Robert G. Hallowell is a technical staff member at MIT Lincoln Laboratory in their Humanitarian Assistance and Disaster Relief Systems Group. He is currently working on the United States Agency for International Development Supply Chain Management program by managing the Intelligent Commodity Dashboard, which visualizes the entire supply chain process from purchase to delivery. Previously, Hallowell led the National Hurricane Program Technology Modernization which includes HURREVAC-Extended (HVX) and the Real-Time Evacuation Planning Model. HVX was awarded an R&D 100 Award in 2018 and has transitioned to an operational Federal Emergency Management Agency. The storm simulation portion of that system received an outstanding achievement award at the 2022 National Hurricane conference.

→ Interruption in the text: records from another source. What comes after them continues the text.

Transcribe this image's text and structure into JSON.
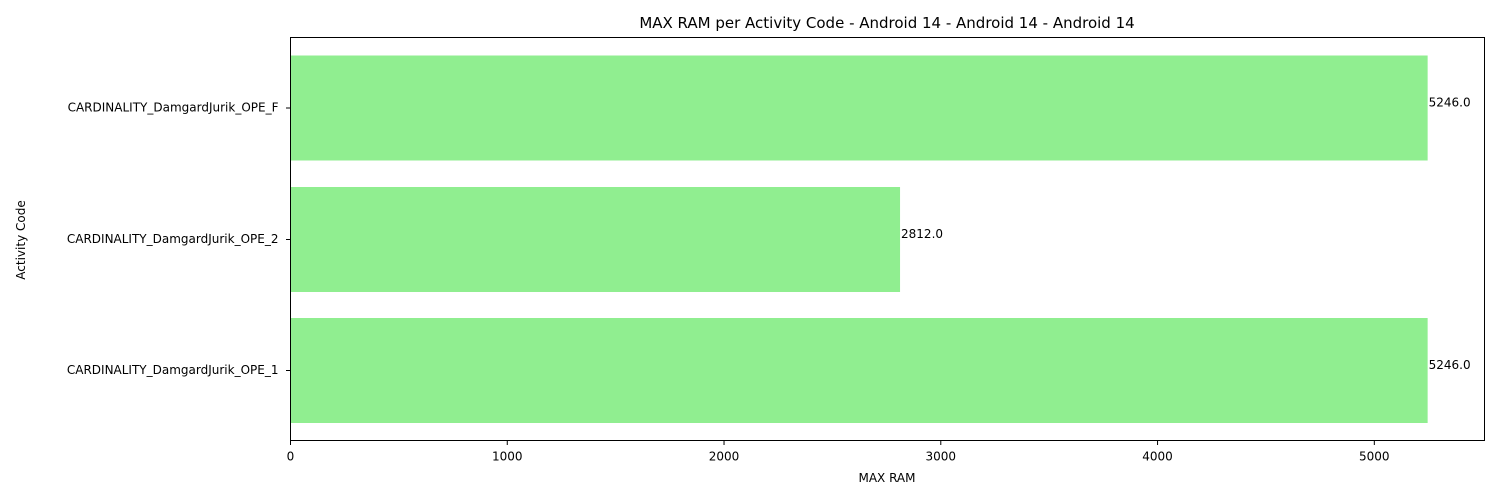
{
  "chart_data": {
    "type": "bar",
    "orientation": "horizontal",
    "title": "MAX RAM per Activity Code - Android 14 - Android 14 - Android 14",
    "xlabel": "MAX RAM",
    "ylabel": "Activity Code",
    "xlim": [
      0,
      5508.3
    ],
    "xticks": [
      0,
      1000,
      2000,
      3000,
      4000,
      5000
    ],
    "categories": [
      "CARDINALITY_DamgardJurik_OPE_F",
      "CARDINALITY_DamgardJurik_OPE_2",
      "CARDINALITY_DamgardJurik_OPE_1"
    ],
    "values": [
      5246.0,
      2812.0,
      5246.0
    ],
    "value_labels": [
      "5246.0",
      "2812.0",
      "5246.0"
    ],
    "bar_color": "#90ee90",
    "grid": false,
    "legend": "none"
  }
}
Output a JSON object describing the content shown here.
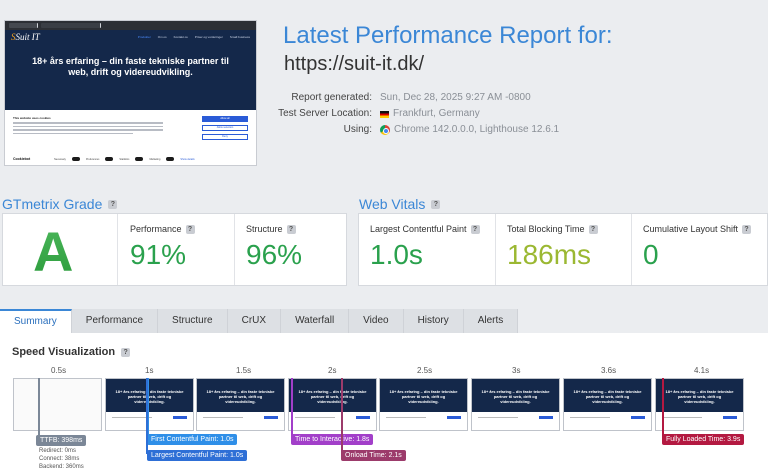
{
  "thumbnail": {
    "logo": "Suit IT",
    "nav": [
      "Produkter",
      "Om os",
      "Kontakt os",
      "Priser og vurderinger",
      "Small business"
    ],
    "hero": "18+ års erfaring – din faste tekniske partner til web, drift og videreudvikling.",
    "cookie_brand": "Cookiebot",
    "cookie_heading": "This website uses cookies",
    "cookie_buttons": [
      "Allow all",
      "Allow selection",
      "Deny"
    ],
    "cookie_toggles": [
      "Necessary",
      "Preferences",
      "Statistics",
      "Marketing",
      "Show details"
    ]
  },
  "report": {
    "title": "Latest Performance Report for:",
    "url": "https://suit-it.dk/",
    "labels": {
      "generated": "Report generated:",
      "location": "Test Server Location:",
      "using": "Using:"
    },
    "generated": "Sun, Dec 28, 2025 9:27 AM -0800",
    "location": "Frankfurt, Germany",
    "using": "Chrome 142.0.0.0, Lighthouse 12.6.1"
  },
  "grade": {
    "title": "GTmetrix Grade",
    "letter": "A",
    "performance_label": "Performance",
    "performance": "91%",
    "structure_label": "Structure",
    "structure": "96%"
  },
  "vitals": {
    "title": "Web Vitals",
    "lcp_label": "Largest Contentful Paint",
    "lcp": "1.0s",
    "tbt_label": "Total Blocking Time",
    "tbt": "186ms",
    "cls_label": "Cumulative Layout Shift",
    "cls": "0"
  },
  "tabs": [
    "Summary",
    "Performance",
    "Structure",
    "CrUX",
    "Waterfall",
    "Video",
    "History",
    "Alerts"
  ],
  "speed": {
    "title": "Speed Visualization",
    "ticks": [
      "0.5s",
      "1s",
      "1.5s",
      "2s",
      "2.5s",
      "3s",
      "3.6s",
      "4.1s"
    ],
    "markers": {
      "ttfb": "TTFB: 398ms",
      "ttfb_details": [
        "Redirect: 0ms",
        "Connect: 38ms",
        "Backend: 360ms"
      ],
      "fcp": "First Contentful Paint: 1.0s",
      "lcp": "Largest Contentful Paint: 1.0s",
      "tti": "Time to Interactive: 1.8s",
      "onload": "Onload Time: 2.1s",
      "fully_loaded": "Fully Loaded Time: 3.9s"
    }
  },
  "colors": {
    "accent": "#3b87d6",
    "grade": "#2aa14d",
    "ttfb": "#7b8797",
    "fcp": "#2f8fe8",
    "lcp": "#2e6fd6",
    "tti": "#a23fc9",
    "onload": "#9c3b6b",
    "fully_loaded": "#b31941"
  }
}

Hallowell has worked as an applied researcher for Lincoln Laboratory for more than 35 years and focuses on meteorological hazard algorithms and decision support systems. His career started with the Federal Aviation Administration Terminal Doppler Weather Radar where he developed algorithms to detect and alert air traffic controllers and pilots about hazardous wind-shear and extended into convective weather, ceiling, and visibility forecasting and in-flight icing detection. Hallowell has also developed winter maintenance decision support systems to assist in roadway snow and ice removal. He also led the NATO-SPS (Science for Peace and Security) Next-Generation Incident Command System initiative in 2017 and 2018. Hallowell received a BS degree in meteorology from the University of Massachusetts at Lowell and holds several patents related to convective weather forecasting algorithms.